The space reopened in October 2020 as Brain Dead Studios. New management told the press they are “just leasing the space” from the Harkhams, though the arm’s-length-landlord line was also sporadically deployed at both Cinefamily and Fairfax Cinema. Brain Dead has declined to answer detailed questions about ties to the Harkhams or Cinefamily. The new entity is structured, unlike Cinefamily, with no public oversight. We don’t know if or how Cinefamily assets were transferred to this new entity—or if the new entity may be on the hook for Cinefamily liabilities. We do know the Harkhams still own the property. We also know that in November 2022, Sammy Harkham was listed as a programmer at Brain Dead.

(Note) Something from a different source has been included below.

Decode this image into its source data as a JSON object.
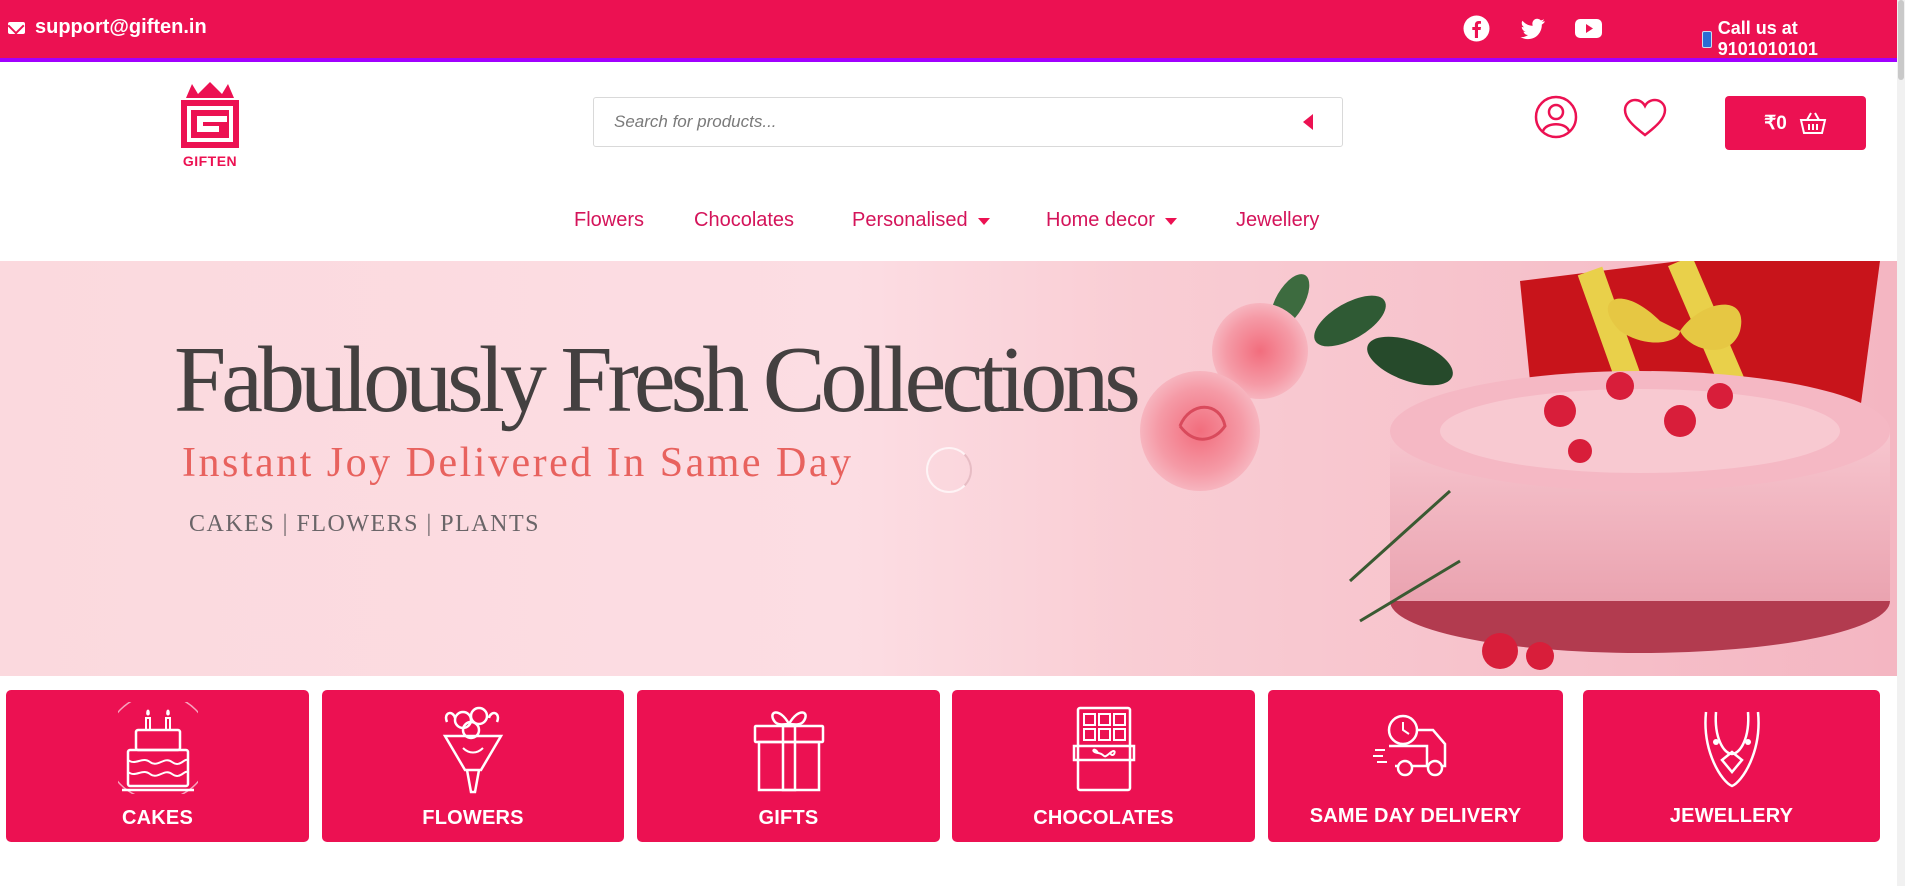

Despite his recent denial to the New Yorker, there does seem to be a film-centric drive around Sammy. His family purchased a movie theater. In between founding Cinefamily there in 2007 and Fairfax Cinema in 2018, he released a 2015 short film he’d co-written and -directed. His latest work — the graphic novel “Blood of the Virgin” — would seem to emphasize his pulsions: it is set in and among a particular Southern California film scene. One recent review in The Guardian commented on “Harkham’s portrayal of LA’s seedy, grindhouse scene.” A review in Kirkus praised the book’s “psychologically complex” exploration of “the bad behavior of Hollywood.” In the L.A. Times, Carolina Miranda concluded the work is “about… ultimately, what it means to ‘make it’ in a biz that carries the word ‘exploitation’ in its core.”

Sammy’s made it — and he knows from exploitation. The Cinefamily scandal is one of Hollywood’s cautionary tales about boys behaving badly, and Sammy was involved since day one. Strange how little he gets asked about that.



[1]

After requesting this essay, Henry declined to publish it, which, frankly, was kind of annoying.